One of our day-job co-workers is, in fact, a Finn. She grew up in Helsinki and now claims that she knows nothing about it, and only goes to the country house with the sauna when she visits our homeland. Our primary source of information thus dashed, we were stuck with Lonely Planet to guide us to a restaurant we could afford and also enjoy. Feeling the casual Finnish vibe, we didn't change out of our jeans. So we picked a spot, somewhat outside the center, and enjoyed a longish but pleasant walk up there, The Lovely Katherine worrying about whether we could get in wearing jeans and your correspondent assuring her she was crazy. We arrived at our destination, and there were a couple occupied tables and about 30 unoccupied ones. And we were turned away. No reservation. We decided maybe Finns eat late, and tried another establishment nearby. Again - no reservation, no luck.

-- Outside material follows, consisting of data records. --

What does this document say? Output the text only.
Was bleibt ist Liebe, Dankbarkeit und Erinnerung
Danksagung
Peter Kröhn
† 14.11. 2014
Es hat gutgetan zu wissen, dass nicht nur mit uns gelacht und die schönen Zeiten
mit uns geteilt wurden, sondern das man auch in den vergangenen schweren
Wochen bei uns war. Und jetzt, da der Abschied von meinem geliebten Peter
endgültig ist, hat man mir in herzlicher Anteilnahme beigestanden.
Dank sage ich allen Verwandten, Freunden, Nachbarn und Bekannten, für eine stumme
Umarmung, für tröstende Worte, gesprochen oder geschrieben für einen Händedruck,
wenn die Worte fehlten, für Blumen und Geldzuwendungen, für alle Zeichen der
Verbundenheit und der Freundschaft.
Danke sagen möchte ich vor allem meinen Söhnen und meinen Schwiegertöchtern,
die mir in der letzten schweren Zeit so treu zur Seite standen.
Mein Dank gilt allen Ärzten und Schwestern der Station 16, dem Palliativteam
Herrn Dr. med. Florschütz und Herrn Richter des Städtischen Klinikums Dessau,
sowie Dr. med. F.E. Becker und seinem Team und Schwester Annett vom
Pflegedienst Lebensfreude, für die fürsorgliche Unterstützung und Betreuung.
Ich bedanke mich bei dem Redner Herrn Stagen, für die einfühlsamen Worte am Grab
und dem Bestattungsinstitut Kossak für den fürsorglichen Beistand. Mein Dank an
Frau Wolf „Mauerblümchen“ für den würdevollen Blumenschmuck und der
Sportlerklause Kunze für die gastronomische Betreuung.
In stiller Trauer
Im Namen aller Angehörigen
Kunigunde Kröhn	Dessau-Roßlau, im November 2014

Now, these places were not exactly busy. And while I know the Europeans eat a bit later than us, it was already 8:00 or 8:30 by this point. Unless they had a ton of reservations for 9:00, we were being denied either for wearing jeans, or for not being locals.

So we walk back towards downtown, figuring we'll find something. And places are looking fancy or full, and we wind up at a tourist trap listed in the trusty Lonely Planet, and it's at earliest 9:00 and we're hungry and we've been walking all day. So we settle on the tourist trap, because they're obviously happy to serve tourists in jeans. We each have one beer, I have a reindeer filet (it was a minor goal to have eaten reindeer, I'll admit), the Lovely has stewed beets because they're out of the fish. It is eminently unsatisfying.

The tab? $100. Plus tip. I'm not kidding. Two beers, one real meal, and a pile of steamed beats - $100. Putting the "trap" in tourist trap. We consider ourselves fairly seasoned travelers, but obviously not seasoned enough.

Anyway, above is a cool old car on the streets of Helsinki. Since we have more Helsinki pictures than Helsinki stories, we'll add: here's a picture of a guy selling potatoes from a boat. Neither has anything to do with the story.

1 comment:

Anonymous said...

I knew that faint noise I have been hearing was somebody's stomach growling...

So does a big "check" go by Finland on the travel list?